6102 sayılı Türk Ticaret Kanununun 124. maddesinde, ticaret şirketlerinin, kollektif, komandit, anonim, limited ve kooperatif şirketlerinden ibaret olduğu açıklanmış; 125. maddesinde ise, ticaret şirketlerinin tüzelkişiliği haiz olup Türk Medenî Kanununun 48. maddesi çerçevesinde bütün haklardan yararlanabilecekleri ve borçları üstlenebilecekleri belirtilmiştir.
213 sayılı Vergi Usul Kanununun 9. maddesinin birinci fıkrasında, mükellefiyet ve vergi sorumluluğu için kanuni ehliyetin şart olmadığı hükme bağlanmıştır.

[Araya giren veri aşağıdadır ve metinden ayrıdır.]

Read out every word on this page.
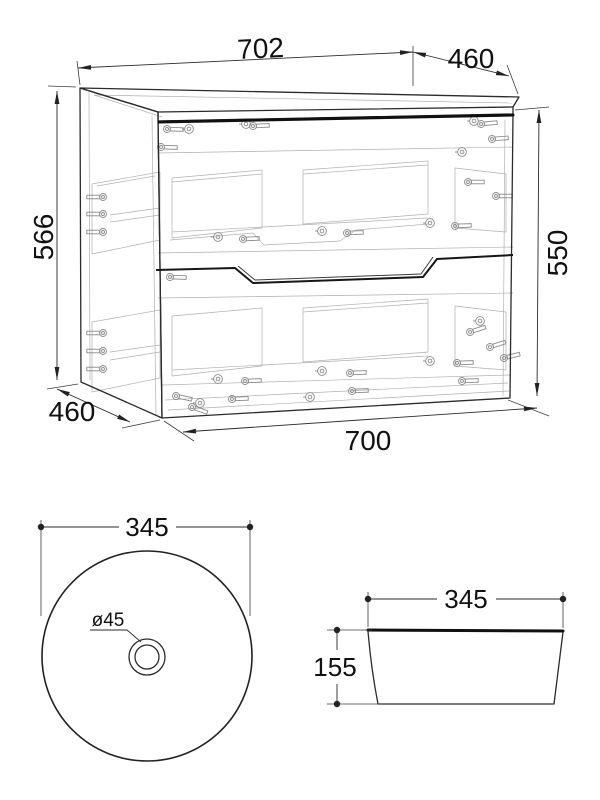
702	460
566	550
460
700
345
ø45
345
155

Öte yandan, 3065 sayılı Katma Değer Vergisi Kanunu’nun “Tarhiyatın Muhatabı” başlıklı 44. maddesinde, “Katma değer vergisi, bu vergiyle mükellef gerçek veya tüzelkişiler adına tarholunur.” hükmüne yer verildikten sonra, aynı maddenin ikinci fıkrasının “a” bendinde ise, adi ortaklıklarda, verginin ödenmesinden müteselsilen sorumlu olmak üzere ortaklardan herhangi birinin tarhiyata muhatap tutulacağı düzenlemesine gidilmiştir.

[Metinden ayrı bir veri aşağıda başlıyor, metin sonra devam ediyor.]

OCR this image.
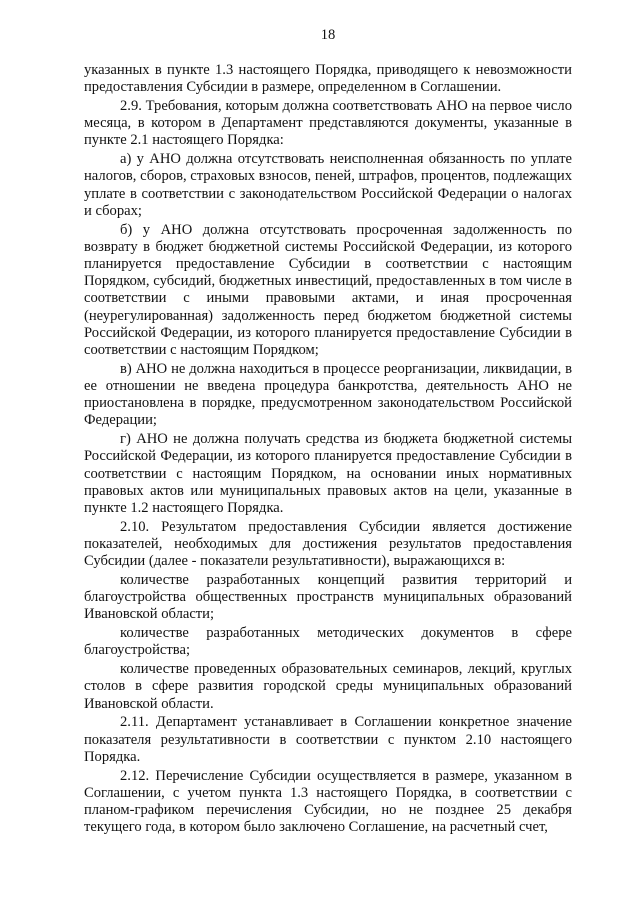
18

указанных в пункте 1.3 настоящего Порядка, приводящего к невозможности предоставления Субсидии в размере, определенном в Соглашении.

2.9. Требования, которым должна соответствовать АНО на первое число месяца, в котором в Департамент представляются документы, указанные в пункте 2.1 настоящего Порядка:

а) у АНО должна отсутствовать неисполненная обязанность по уплате налогов, сборов, страховых взносов, пеней, штрафов, процентов, подлежащих уплате в соответствии с законодательством Российской Федерации о налогах и сборах;

б) у АНО должна отсутствовать просроченная задолженность по возврату в бюджет бюджетной системы Российской Федерации, из которого планируется предоставление Субсидии в соответствии с настоящим Порядком, субсидий, бюджетных инвестиций, предоставленных в том числе в соответствии с иными правовыми актами, и иная просроченная (неурегулированная) задолженность перед бюджетом бюджетной системы Российской Федерации, из которого планируется предоставление Субсидии в соответствии с настоящим Порядком;

в) АНО не должна находиться в процессе реорганизации, ликвидации, в ее отношении не введена процедура банкротства, деятельность АНО не приостановлена в порядке, предусмотренном законодательством Российской Федерации;

г) АНО не должна получать средства из бюджета бюджетной системы Российской Федерации, из которого планируется предоставление Субсидии в соответствии с настоящим Порядком, на основании иных нормативных правовых актов или муниципальных правовых актов на цели, указанные в пункте 1.2 настоящего Порядка.

2.10. Результатом предоставления Субсидии является достижение показателей, необходимых для достижения результатов предоставления Субсидии (далее - показатели результативности), выражающихся в:

количестве разработанных концепций развития территорий и благоустройства общественных пространств муниципальных образований Ивановской области;

количестве разработанных методических документов в сфере благоустройства;

количестве проведенных образовательных семинаров, лекций, круглых столов в сфере развития городской среды муниципальных образований Ивановской области.

2.11. Департамент устанавливает в Соглашении конкретное значение показателя результативности в соответствии с пунктом 2.10 настоящего Порядка.

2.12. Перечисление Субсидии осуществляется в размере, указанном в Соглашении, с учетом пункта 1.3 настоящего Порядка, в соответствии с планом-графиком перечисления Субсидии, но не позднее 25 декабря текущего года, в котором было заключено Соглашение, на расчетный счет,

Tüm bu mevzuat hükümlerinin birlikte tetkikinden görüleceği üzere adi ortaklıkta, iki ya da daha fazla kişinin emeklerini ve mallarını ortaklara belirledikleri bir amaca erişmek üzere birleştirilmesi istenilmekte, kazanç ve zarardaki payların paylaşımında eşitlik söz konusu olmakta olup, sermaye şirketleri gibi kurumlar vergisi mükellefi olmamakla birlikte katma değer vergisi mükellefi olabilmekte ve vergisel yükümlülüklerin yerine getirilmemesi durumunda da, tarhiyata, usulsüzlük ve özel usulsüzlük cezalarına adi ortaklık olarak muhatap olmaktadırlar.

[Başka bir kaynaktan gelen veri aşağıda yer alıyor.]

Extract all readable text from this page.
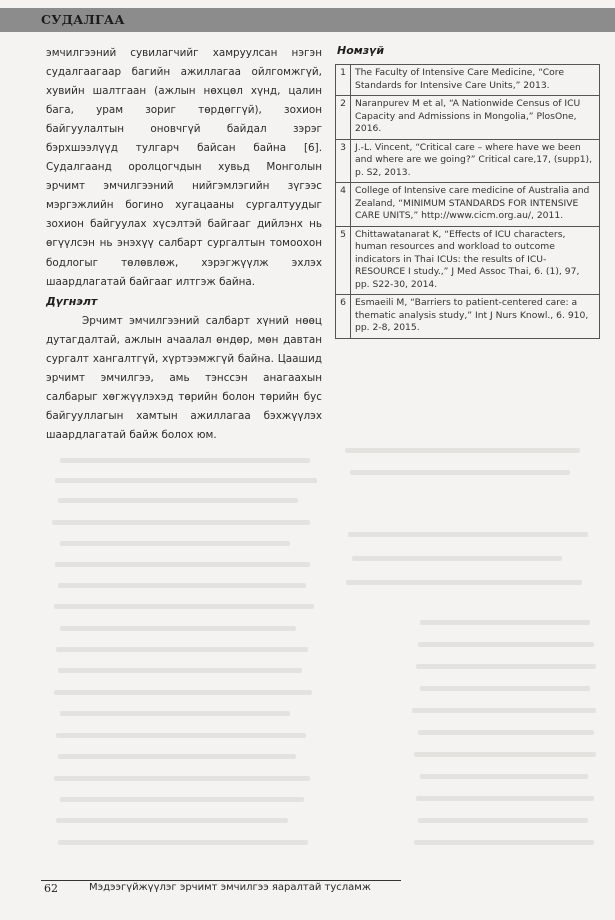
СУДАЛГАА

эмчилгээний сувилагчийг хамруулсан нэгэн судалгаагаар багийн ажиллагаа ойлгомжгүй, хувийн шалтгаан (ажлын нөхцөл хүнд, цалин бага, урам зориг төрдөггүй), зохион байгуулалтын оновчгүй байдал зэрэг бэрхшээлүүд тулгарч байсан байна [6]. Судалгаанд оролцогчдын хувьд Монголын эрчимт эмчилгээний нийгэмлэгийн зүгээс мэргэжлийн богино хугацааны сургалтуудыг зохион байгуулах хүсэлтэй байгааг дийлэнх нь өгүүлсэн нь энэхүү салбарт сургалтын томоохон бодлогыг төлөвлөж, хэрэгжүүлж эхлэх шаардлагатай байгааг илтгэж байна.

Дүгнэлт

Эрчимт эмчилгээний салбарт хүний нөөц дутагдалтай, ажлын ачаалал өндөр, мөн давтан сургалт хангалтгүй, хүртээмжгүй байна. Цаашид эрчимт эмчилгээ, амь тэнссэн анагаахын салбарыг хөгжүүлэхэд төрийн болон төрийн бус байгууллагын хамтын ажиллагаа бэхжүүлэх шаардлагатай байж болох юм.

Номзүй
1	The Faculty of Intensive Care Medicine, “Core Standards for Intensive Care Units,” 2013.
2	Naranpurev M et al, “A Nationwide Census of ICU Capacity and Admissions in Mongolia,” PlosOne, 2016.
3	J.-L. Vincent, “Critical care – where have we been and where are we going?” Critical care,17, (supp1), p. S2, 2013.
4	College of Intensive care medicine of Australia and Zealand, “MINIMUM STANDARDS FOR INTENSIVE CARE UNITS,” http://www.cicm.org.au/, 2011.
5	Chittawatanarat K, “Effects of ICU characters, human resources and workload to outcome indicators in Thai ICUs: the results of ICU-RESOURCE I study.,” J Med Assoc Thai, 6. (1), 97, pp. S22-30, 2014.
6	Esmaeili M, “Barriers to patient-centered care: a thematic analysis study,” Int J Nurs Knowl., 6. 910, pp. 2-8, 2015.
62	Мэдээгүйжүүлэг эрчимт эмчилгээ яаралтай тусламж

Bu durumda, ortaklardan ayrı katma değer vergisi mükellefi olan adi ortaklık adına, yapılan tarhiyata ilişkin ihbarnamelerin müteselsil sorumlu olan ortaklardan herhangi biri adına düzenlenmesi gerekirken adi ortaklık adına düzenlenmesinin 3065 sayılı Kanun’un 44. maddesine uygun düşmediği gerekçesiyle kaldırılmasına karar verilmiş ise de, söz konusu tarhiyatın nedenini oluşturan fiil adi ortaklık tarafından gerçekleştirildiğinden ve yukarıda yer verilen açıklamalar çerçevesinde fiili gerçekleştiren adi ortaklığın vergi ve cezalar açısından muhatap kabul edilmesinde yasal bir engel bulunmadığından, Vergi Dava Dairesi kararının tarhiyata ilişkin hüküm fıkrasının bozulması gerektiği oyuyla Daire kararına bu yönden katılmıyorum.